Long-duration spaceflight characterized by microgravity adversely affects operator proficiency postlanding, yet the mechanisms by which microgravity induces cerebral dysfunction refractory to short-term recovery among astronauts remain poorly defined. Here, we demonstrate that simulated microgravity (SMG) leads to chronic behavior disorders and cognitive deficits via a microbiota-metabolite-brain axis. Fecal microbiota transplantation (FMT) from long-term SMG-treated donor rats to recipients (n = 5 per group) under normal gravity (NG) induces anxiety-like behaviors and spatial working memory disturbances by impairing synaptic plasticity in the hippocampus, reproducing the phenotype of SMG-exposed rats. SMG destroys intestinal barriers and alters the gut microbiota to a proinflammatory state with an increased abundance of Proteobacteria but decreased production of linoleic acid (LA) and LA-derived metabolites, which is highly associated with neuroinflammation in the hippocampus. Mechanistically, LA can be taken up by the hippocampus under NG conditions, and then block inflammatory microglial activation by interacting with signal transducer and activator of transcription 1 (STAT1) and inhibiting its phosphorylation at Tyr 701 and Ser 727. However, the Proteobacteria, especially Pseudomonas aeruginosa, tend to be the dominant phylum in gut microbiota under SMG conditions and consume large amounts of LA, breaking LA-dependent immune homeostasis in the central nervous system (CNS). Dietary supplementation with LA significantly mitigated SMG-induced neuroinflammation and cognitive impairment. Taken together, our findings in SD rats models reveal a critical role for gut microbiota dysbiosis in simulated microgravity-associated encephalopathy, offering a novel strategy for LA replenishment to improve brain function during spaceflight.
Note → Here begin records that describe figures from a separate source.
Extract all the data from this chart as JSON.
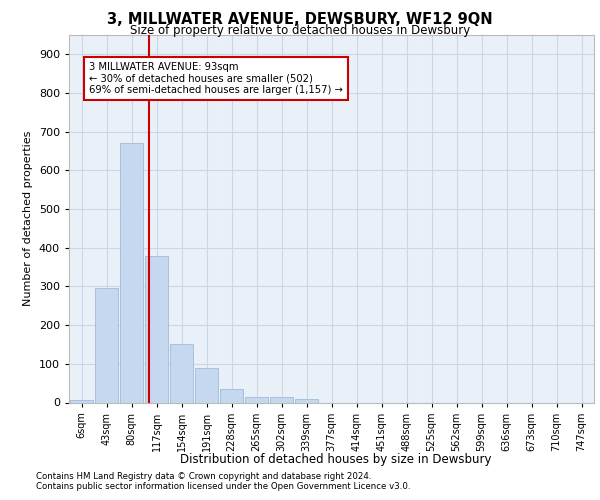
{
  "title": "3, MILLWATER AVENUE, DEWSBURY, WF12 9QN",
  "subtitle": "Size of property relative to detached houses in Dewsbury",
  "xlabel": "Distribution of detached houses by size in Dewsbury",
  "ylabel": "Number of detached properties",
  "bar_labels": [
    "6sqm",
    "43sqm",
    "80sqm",
    "117sqm",
    "154sqm",
    "191sqm",
    "228sqm",
    "265sqm",
    "302sqm",
    "339sqm",
    "377sqm",
    "414sqm",
    "451sqm",
    "488sqm",
    "525sqm",
    "562sqm",
    "599sqm",
    "636sqm",
    "673sqm",
    "710sqm",
    "747sqm"
  ],
  "bar_values": [
    7,
    295,
    670,
    380,
    150,
    88,
    35,
    13,
    13,
    10,
    0,
    0,
    0,
    0,
    0,
    0,
    0,
    0,
    0,
    0,
    0
  ],
  "bar_color": "#c5d8f0",
  "bar_edgecolor": "#a0bcd8",
  "grid_color": "#c8d8e8",
  "background_color": "#ffffff",
  "plot_bg_color": "#eaf0f8",
  "vline_x": 2.7,
  "vline_color": "#cc0000",
  "annotation_text": "3 MILLWATER AVENUE: 93sqm\n← 30% of detached houses are smaller (502)\n69% of semi-detached houses are larger (1,157) →",
  "annotation_box_color": "#ffffff",
  "annotation_box_edgecolor": "#cc0000",
  "ylim": [
    0,
    950
  ],
  "yticks": [
    0,
    100,
    200,
    300,
    400,
    500,
    600,
    700,
    800,
    900
  ],
  "footer_line1": "Contains HM Land Registry data © Crown copyright and database right 2024.",
  "footer_line2": "Contains public sector information licensed under the Open Government Licence v3.0."
}
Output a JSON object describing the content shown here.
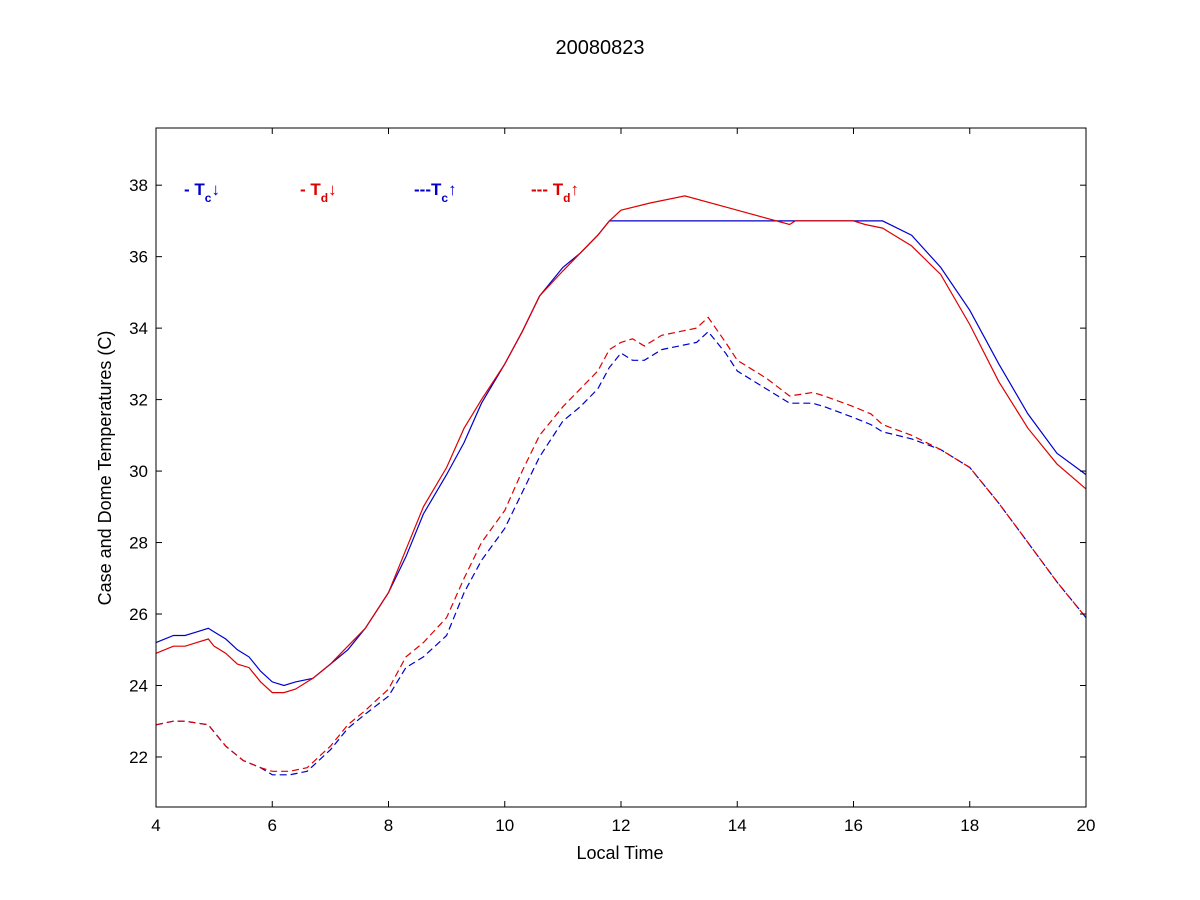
{
  "chart_data": {
    "type": "line",
    "title": "20080823",
    "xlabel": "Local Time",
    "ylabel": "Case and Dome Temperatures (C)",
    "xlim": [
      4,
      20
    ],
    "ylim": [
      20.6,
      39.6
    ],
    "xticks": [
      4,
      6,
      8,
      10,
      12,
      14,
      16,
      18,
      20
    ],
    "yticks": [
      22,
      24,
      26,
      28,
      30,
      32,
      34,
      36,
      38
    ],
    "grid": false,
    "legend_position": "top-left inside plot",
    "legend": [
      {
        "prefix": "- T",
        "sub": "c",
        "arrow": "↓",
        "color": "#0000cc"
      },
      {
        "prefix": "- T",
        "sub": "d",
        "arrow": "↓",
        "color": "#dd0000"
      },
      {
        "prefix": "---T",
        "sub": "c",
        "arrow": "↑",
        "color": "#0000cc"
      },
      {
        "prefix": "--- T",
        "sub": "d",
        "arrow": "↑",
        "color": "#dd0000"
      }
    ],
    "series": [
      {
        "color": "#0000cc",
        "dash": false,
        "x": [
          4.0,
          4.3,
          4.5,
          4.7,
          4.9,
          5.0,
          5.2,
          5.4,
          5.6,
          5.8,
          6.0,
          6.2,
          6.4,
          6.7,
          7.0,
          7.3,
          7.6,
          8.0,
          8.3,
          8.6,
          9.0,
          9.3,
          9.6,
          10.0,
          10.3,
          10.6,
          11.0,
          11.3,
          11.6,
          11.8,
          12.0,
          13.0,
          14.0,
          15.0,
          15.5,
          16.0,
          16.5,
          17.0,
          17.5,
          18.0,
          18.5,
          19.0,
          19.5,
          20.0
        ],
        "y": [
          25.2,
          25.4,
          25.4,
          25.5,
          25.6,
          25.5,
          25.3,
          25.0,
          24.8,
          24.4,
          24.1,
          24.0,
          24.1,
          24.2,
          24.6,
          25.0,
          25.6,
          26.6,
          27.6,
          28.8,
          29.9,
          30.8,
          31.9,
          33.0,
          33.9,
          34.9,
          35.7,
          36.1,
          36.6,
          37.0,
          37.0,
          37.0,
          37.0,
          37.0,
          37.0,
          37.0,
          37.0,
          36.6,
          35.7,
          34.5,
          33.0,
          31.6,
          30.5,
          29.9
        ]
      },
      {
        "color": "#dd0000",
        "dash": false,
        "x": [
          4.0,
          4.3,
          4.5,
          4.7,
          4.9,
          5.0,
          5.2,
          5.4,
          5.6,
          5.8,
          6.0,
          6.2,
          6.4,
          6.7,
          7.0,
          7.3,
          7.6,
          8.0,
          8.3,
          8.6,
          9.0,
          9.3,
          9.6,
          10.0,
          10.3,
          10.6,
          11.0,
          11.3,
          11.6,
          11.8,
          12.0,
          12.5,
          13.1,
          14.0,
          14.9,
          15.0,
          15.5,
          16.0,
          16.2,
          16.5,
          17.0,
          17.5,
          18.0,
          18.5,
          19.0,
          19.5,
          20.0
        ],
        "y": [
          24.9,
          25.1,
          25.1,
          25.2,
          25.3,
          25.1,
          24.9,
          24.6,
          24.5,
          24.1,
          23.8,
          23.8,
          23.9,
          24.2,
          24.6,
          25.1,
          25.6,
          26.6,
          27.8,
          29.0,
          30.1,
          31.2,
          32.0,
          33.0,
          33.9,
          34.9,
          35.6,
          36.1,
          36.6,
          37.0,
          37.3,
          37.5,
          37.7,
          37.3,
          36.9,
          37.0,
          37.0,
          37.0,
          36.9,
          36.8,
          36.3,
          35.5,
          34.1,
          32.5,
          31.2,
          30.2,
          29.5
        ]
      },
      {
        "color": "#0000cc",
        "dash": true,
        "x": [
          4.0,
          4.3,
          4.5,
          4.9,
          5.0,
          5.2,
          5.5,
          5.8,
          6.0,
          6.3,
          6.6,
          7.0,
          7.3,
          7.6,
          8.0,
          8.3,
          8.6,
          9.0,
          9.3,
          9.6,
          10.0,
          10.3,
          10.6,
          11.0,
          11.3,
          11.6,
          11.8,
          12.0,
          12.2,
          12.4,
          12.7,
          13.0,
          13.3,
          13.5,
          13.8,
          14.0,
          14.5,
          14.9,
          15.3,
          15.5,
          16.0,
          16.3,
          16.5,
          17.0,
          17.5,
          18.0,
          18.5,
          19.0,
          19.5,
          20.0
        ],
        "y": [
          22.9,
          23.0,
          23.0,
          22.9,
          22.7,
          22.3,
          21.9,
          21.7,
          21.5,
          21.5,
          21.6,
          22.2,
          22.8,
          23.2,
          23.7,
          24.5,
          24.8,
          25.4,
          26.6,
          27.5,
          28.4,
          29.4,
          30.4,
          31.4,
          31.8,
          32.3,
          32.9,
          33.3,
          33.1,
          33.1,
          33.4,
          33.5,
          33.6,
          33.9,
          33.3,
          32.8,
          32.3,
          31.9,
          31.9,
          31.8,
          31.5,
          31.3,
          31.1,
          30.9,
          30.6,
          30.1,
          29.1,
          28.0,
          26.9,
          25.9
        ]
      },
      {
        "color": "#dd0000",
        "dash": true,
        "x": [
          4.0,
          4.3,
          4.5,
          4.9,
          5.0,
          5.2,
          5.5,
          5.8,
          6.0,
          6.3,
          6.6,
          7.0,
          7.3,
          7.6,
          8.0,
          8.3,
          8.6,
          9.0,
          9.3,
          9.6,
          10.0,
          10.3,
          10.6,
          11.0,
          11.3,
          11.6,
          11.8,
          12.0,
          12.2,
          12.4,
          12.7,
          13.0,
          13.3,
          13.5,
          13.8,
          14.0,
          14.5,
          14.9,
          15.3,
          15.5,
          16.0,
          16.3,
          16.5,
          17.0,
          17.5,
          18.0,
          18.5,
          19.0,
          19.5,
          20.0
        ],
        "y": [
          22.9,
          23.0,
          23.0,
          22.9,
          22.7,
          22.3,
          21.9,
          21.7,
          21.6,
          21.6,
          21.7,
          22.3,
          22.9,
          23.3,
          23.9,
          24.8,
          25.2,
          25.9,
          27.0,
          28.0,
          28.9,
          30.0,
          31.0,
          31.8,
          32.3,
          32.8,
          33.4,
          33.6,
          33.7,
          33.5,
          33.8,
          33.9,
          34.0,
          34.3,
          33.6,
          33.1,
          32.6,
          32.1,
          32.2,
          32.1,
          31.8,
          31.6,
          31.3,
          31.0,
          30.6,
          30.1,
          29.1,
          28.0,
          26.9,
          25.9
        ]
      }
    ]
  }
}
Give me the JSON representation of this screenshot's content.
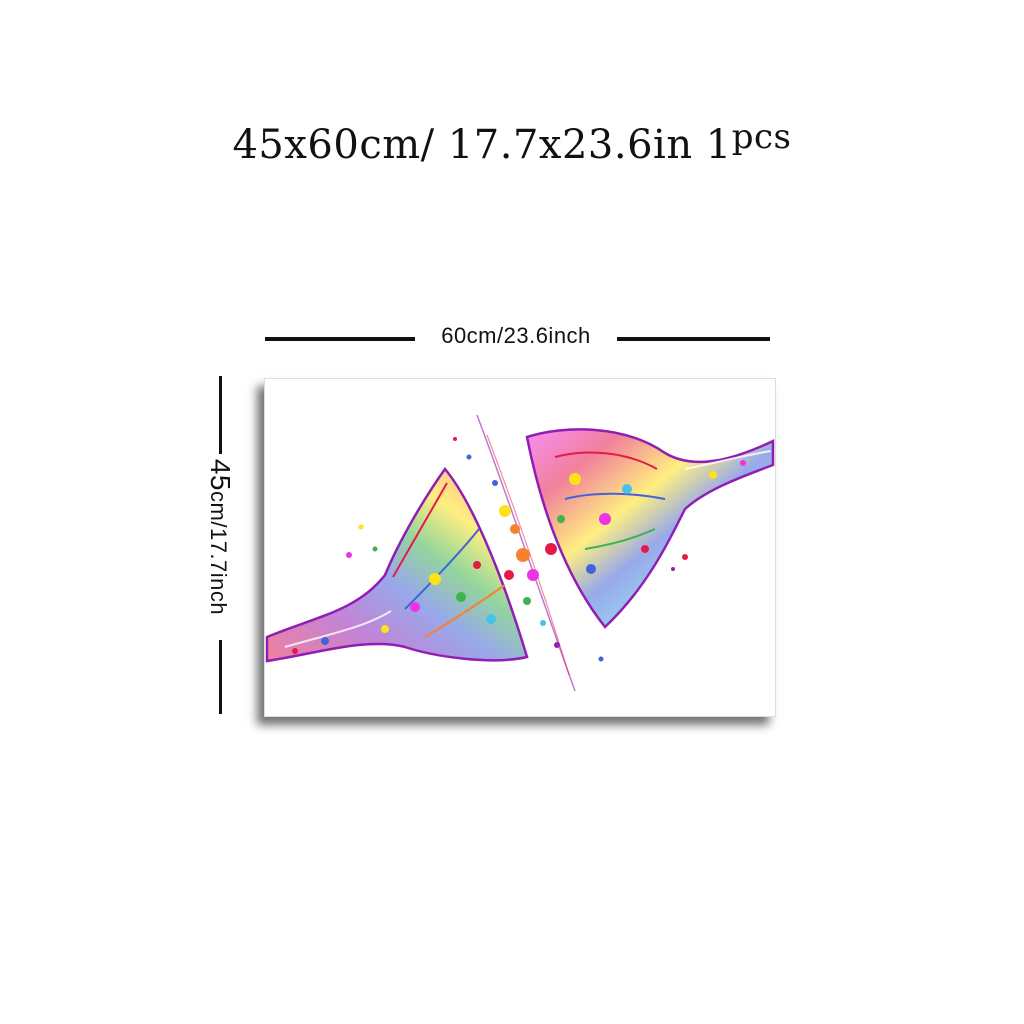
{
  "title": {
    "main": "45x60cm/ 17.7x23.6in 1",
    "suffix": "pcs"
  },
  "dimensions": {
    "width_label": "60cm/23.6inch",
    "height_label_main": "45",
    "height_label_rest": "cm/17.7inch"
  },
  "product": {
    "artwork": "watercolor-synapse-illustration",
    "colors": [
      "#e6194b",
      "#f58231",
      "#ffe119",
      "#3cb44b",
      "#4363d8",
      "#911eb4",
      "#f032e6",
      "#46c4e8"
    ]
  }
}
Keywords: STAT1; Simulated microgravity; gut microbiota; linoleic acid; microglia; neuroinflammation.
Simulated microgravity-induced cognitive dysfunction is associated with gut microbiota dysbiosis.A sustained increase in the abundance of the phylum Proteobacteria contribute to the undue consumption of linoleic acid (LA), a metabolite that can be taken up by the microglia in the hippocampus and restrain neuroinflammation through inhibition of STAT1 signaling.Dietary supplementation with LA under simulated microgravity conditions could improve brain function by rebuilding the immune homeostasis in the hippocampus and mitigating the synaptic impairment.